Mas será suficiente?
A Declaração Universal dos Direitos Humanos afirmou em 1948 que toda pessoa tem direito à saúde, ao bem-estar físico e mental e a uma vida digna. Mais de setenta anos depois, essas frases estão escritas nas paredes – em instituições, constituições e livros escolares. Enquanto isso, as pessoas ficam ansiosas, se isolam, e assim essas palavras perdem o sentido.
A Declaração declara. Mas não implementa.
Ninguém diz exatamente como.
QuadroPlace é um jogo de tabuleiro estratégico para duas pessoas, jogado numa tela compartilhada. Ele foi originalmente inspirado pela criação de um jogo de tabuleiro físico de madeira criado para melhorar a motricidade fina e a concentração das crianças.
Mas trata-se de mais do que isso.
Numa época em que smartphones e redes sociais afastam justamente as pessoas que estão fisicamente no mesmo espaço, o QuadroPlace faz deliberadamente o oposto.

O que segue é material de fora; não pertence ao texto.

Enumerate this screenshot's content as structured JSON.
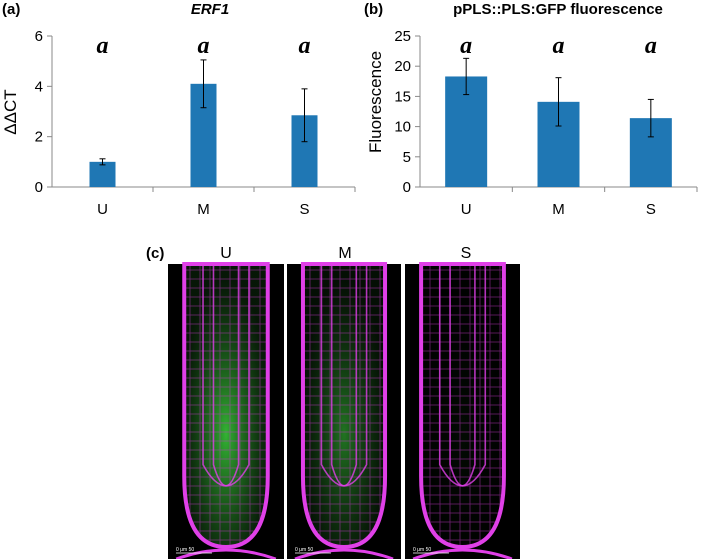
{
  "colors": {
    "bar": "#1f77b4",
    "axis": "#888888",
    "membrane": "#e040e8",
    "gfp": "#3cd23c",
    "background_micro": "#000000"
  },
  "chart_data": [
    {
      "type": "bar",
      "panel_label": "(a)",
      "title": "ERF1",
      "title_italic": true,
      "xlabel": "",
      "ylabel": "ΔΔCT",
      "categories": [
        "U",
        "M",
        "S"
      ],
      "values": [
        1.0,
        4.1,
        2.85
      ],
      "error": [
        0.12,
        0.95,
        1.05
      ],
      "significance": [
        "a",
        "a",
        "a"
      ],
      "ylim": [
        0,
        6
      ],
      "yticks": [
        0,
        2,
        4,
        6
      ],
      "grid": false
    },
    {
      "type": "bar",
      "panel_label": "(b)",
      "title": "pPLS::PLS:GFP fluorescence",
      "title_italic": false,
      "xlabel": "",
      "ylabel": "Fluorescence",
      "categories": [
        "U",
        "M",
        "S"
      ],
      "values": [
        18.3,
        14.1,
        11.4
      ],
      "error": [
        3.0,
        4.0,
        3.1
      ],
      "significance": [
        "a",
        "a",
        "a"
      ],
      "ylim": [
        0,
        25
      ],
      "yticks": [
        0,
        5,
        10,
        15,
        20,
        25
      ],
      "grid": false
    }
  ],
  "micrographs": {
    "panel_label": "(c)",
    "panels": [
      {
        "label": "U",
        "gfp_level": 0.85,
        "scale_text": "0   μm   50"
      },
      {
        "label": "M",
        "gfp_level": 0.55,
        "scale_text": "0   μm   50"
      },
      {
        "label": "S",
        "gfp_level": 0.05,
        "scale_text": "0   μm   50"
      }
    ]
  }
}
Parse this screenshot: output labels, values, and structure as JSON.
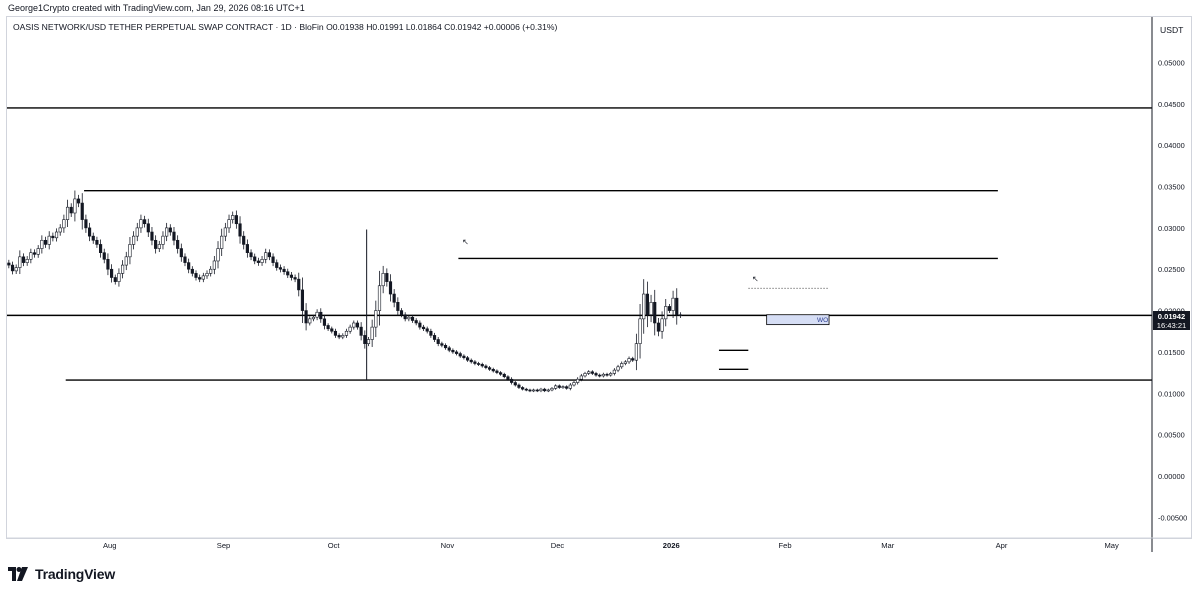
{
  "credit": "George1Crypto created with TradingView.com, Jan 29, 2026 08:16 UTC+1",
  "symbol_line": "OASIS NETWORK/USD TETHER PERPETUAL SWAP CONTRACT · 1D · BloFin  O0.01938  H0.01991  L0.01864  C0.01942  +0.00006 (+0.31%)",
  "currency": "USDT",
  "last_price_label": {
    "price": "0.01942",
    "countdown": "16:43:21"
  },
  "brand": "TradingView",
  "colors": {
    "up": "#131722",
    "down": "#131722",
    "lines": "#000000",
    "label_bg": "#131722",
    "zone_fill": "#d6def5"
  },
  "chart_data": {
    "type": "candlestick",
    "title": "",
    "y_ticks": [
      "0.05000",
      "0.04500",
      "0.04000",
      "0.03500",
      "0.03000",
      "0.02500",
      "0.02000",
      "0.01500",
      "0.01000",
      "0.00500",
      "0.00000",
      "-0.00500"
    ],
    "y_tick_values": [
      0.05,
      0.045,
      0.04,
      0.035,
      0.03,
      0.025,
      0.02,
      0.015,
      0.01,
      0.005,
      0.0,
      -0.005
    ],
    "ylim": [
      -0.0075,
      0.0555
    ],
    "x_ticks": [
      "Aug",
      "Sep",
      "Oct",
      "Nov",
      "Dec",
      "2026",
      "Feb",
      "Mar",
      "Apr",
      "May"
    ],
    "x_tick_dates": [
      "2025-08-01",
      "2025-09-01",
      "2025-10-01",
      "2025-11-01",
      "2025-12-01",
      "2026-01-01",
      "2026-02-01",
      "2026-03-01",
      "2026-04-01",
      "2026-05-01"
    ],
    "xlim": [
      "2025-07-04",
      "2026-05-12"
    ],
    "close_series": {
      "start": "2025-07-04",
      "interval": "1D",
      "values": [
        0.0255,
        0.0248,
        0.0252,
        0.0265,
        0.0258,
        0.0262,
        0.027,
        0.0268,
        0.0275,
        0.0285,
        0.028,
        0.029,
        0.0288,
        0.0295,
        0.03,
        0.031,
        0.0325,
        0.0318,
        0.0335,
        0.033,
        0.031,
        0.03,
        0.029,
        0.0285,
        0.028,
        0.027,
        0.0262,
        0.025,
        0.024,
        0.0235,
        0.0245,
        0.0255,
        0.0265,
        0.028,
        0.029,
        0.03,
        0.031,
        0.0305,
        0.0295,
        0.0285,
        0.0275,
        0.028,
        0.029,
        0.03,
        0.0295,
        0.0285,
        0.0275,
        0.0265,
        0.0258,
        0.025,
        0.0245,
        0.024,
        0.0238,
        0.0242,
        0.0245,
        0.025,
        0.026,
        0.0275,
        0.029,
        0.03,
        0.031,
        0.0315,
        0.0305,
        0.029,
        0.028,
        0.027,
        0.0265,
        0.026,
        0.0258,
        0.0262,
        0.027,
        0.0265,
        0.0258,
        0.0252,
        0.025,
        0.0247,
        0.0243,
        0.024,
        0.0238,
        0.0225,
        0.02,
        0.0185,
        0.019,
        0.0192,
        0.0198,
        0.019,
        0.0182,
        0.0178,
        0.0175,
        0.017,
        0.0168,
        0.017,
        0.0175,
        0.018,
        0.0185,
        0.018,
        0.017,
        0.016,
        0.0165,
        0.018,
        0.02,
        0.023,
        0.0245,
        0.0235,
        0.022,
        0.021,
        0.02,
        0.0195,
        0.019,
        0.0192,
        0.0188,
        0.0185,
        0.018,
        0.0178,
        0.0175,
        0.017,
        0.0165,
        0.016,
        0.0158,
        0.0155,
        0.0152,
        0.015,
        0.0148,
        0.0145,
        0.0143,
        0.014,
        0.0138,
        0.0136,
        0.0135,
        0.0133,
        0.0131,
        0.0129,
        0.0127,
        0.0125,
        0.0123,
        0.012,
        0.0117,
        0.0113,
        0.011,
        0.0107,
        0.0105,
        0.0104,
        0.0103,
        0.0104,
        0.0103,
        0.0105,
        0.0103,
        0.0104,
        0.0106,
        0.0109,
        0.0107,
        0.0108,
        0.0106,
        0.011,
        0.0113,
        0.0117,
        0.0121,
        0.0124,
        0.0126,
        0.0124,
        0.0122,
        0.0121,
        0.0123,
        0.0122,
        0.0124,
        0.0128,
        0.0132,
        0.0136,
        0.0138,
        0.0142,
        0.014,
        0.016,
        0.019,
        0.022,
        0.0195,
        0.021,
        0.0185,
        0.0175,
        0.019,
        0.0205,
        0.02,
        0.0215,
        0.0195,
        0.0194
      ]
    },
    "horizontal_levels": [
      {
        "price": 0.0445
      },
      {
        "price": 0.0345
      },
      {
        "price": 0.0263
      },
      {
        "price": 0.01942
      },
      {
        "price": 0.0116
      }
    ],
    "zone": {
      "label": "WO",
      "top": 0.0195,
      "bottom": 0.0183
    },
    "dotted_level": {
      "price": 0.0227
    },
    "annotations": [
      "↖",
      "↖"
    ]
  }
}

Ele coloca as pessoas sentadas umas com as outras. Pede atenção. Paciência. Presença real.
Não com notificações de aplicativo. Não com recompensas algorítmicas. Com um tabuleiro e um sistema de regras.
Isso tem efeito mensurável: atenção compartilhada, capacidade de negociar, pensamento estratégico – e o simples fato de duas pessoas estarem realmente ao mesmo tempo, no mesmo lugar, focadas uma na outra.
O que vem a seguir?
Ajudar a viver é, por enquanto, uma ideia e uma estrutura. QuadroPlace é o primeiro elemento concreto dentro dela.
Os próximos passos não serão grandiosos – serão cuidadosos. Tudo o que se juntar a essa estrutura mostrará quanto realmente vale. Não promete. Mostra.
Porque a vida não é apenas algo para suportar ou atravessar – é também algo em que podemos ajudar uns aos outros.